SH3BGRL2 as a vital tumor suppressor and prognostic factor in human esophageal squamous cell carcinoma.

BACKGROUND: Esophageal squamous cell carcinoma (ESCC), a highly aggressive malignancy associated with dismal prognosis, is a global healthcare threat. The molecular mechanisms underlying the carcinogenesis and progression of ESCC remain to be elucidated. This study aims to systematically dissect the pivotal genes and molecular mechanisms that orchestrate the progression of ESCC. METHODS: RNA-sequencing was performed to identify differentially expressed genes between resected ESCC tumor samples and paired adjacent normal tissues. The protein expression levels of SH3 domain binding glutamate rich protein-like 2 (SH3BGRL2) were assessed via immunohistochemistry (IHC) staining in a tissue microarray of 247 cases of ESCC tumor samples and paired normal tissues. Subsequent in vitro and in vivo assays were conducted to identify the functional role of SH3BGRL2 in ESCC. RESULTS: RNA-sequencing and IHC analyses both revealed significant downregulation of SH3BGRL2 in ESCC tissues (P<0.01). Patients with higher SH3BGRL2 expression exhibited significantly longer disease-free survival (DFS) and overall survival (OS) (DFS: 47.1 vs. 18.2 months, P=0.020; OS: 60.8 vs. 20.6 months, P=0.003). Moreover, SH3BGRL2 was identified as an independent prognostic factor for patients with resected ESCC in terms of DFS [hazard ratio (HR) =0.62, 95% confidence interval (CI): 0.43-0.91; P=0.02] and OS (HR =0.55, 95% CI: 0.37-0.81; P=0.002).

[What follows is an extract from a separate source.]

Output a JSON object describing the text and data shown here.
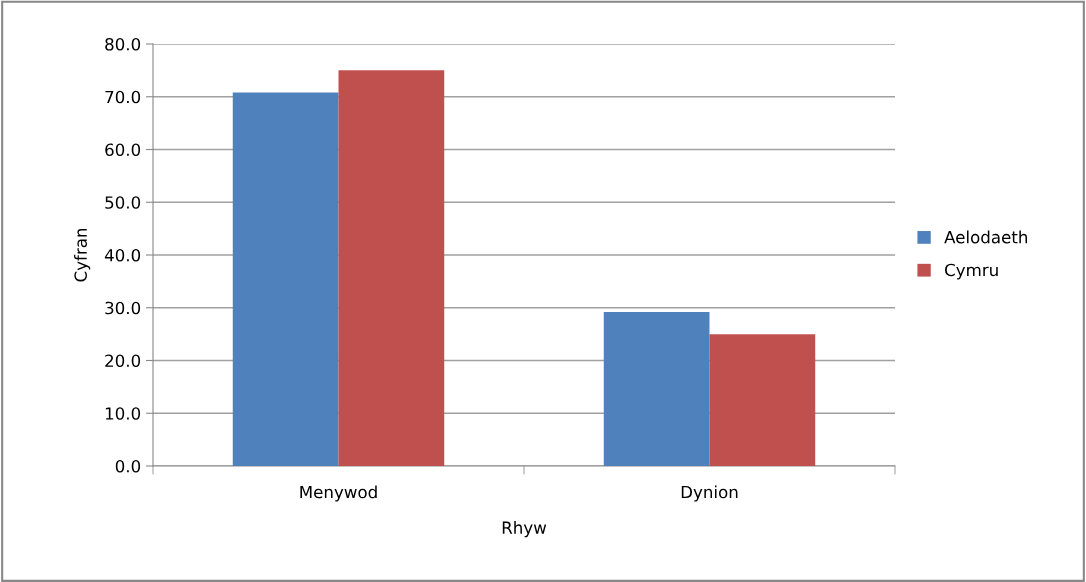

In terms of mechanism, the proliferative capacity of ESCC patient-derived cell lines (PDCs) and in vivo xenograft models was enhanced upon SH3BGRL2 knockdown (P<0.05). Moreover, overexpression of SH3BGRL2 significantly inhibited cell proliferation. Notably, early growth response 1 (EGR1) expression was elevated in SH3BGRL2-silenced PDCs, suggesting that SH3BGRL2 may suppress ESCC proliferation by blocking the EGR1 pathway. CONCLUSIONS: SH3BGRL2 acts as a key tumor suppressor and prognostic determinant in ESCC, which represents a novel insight into the pathogenesis of this malignancy.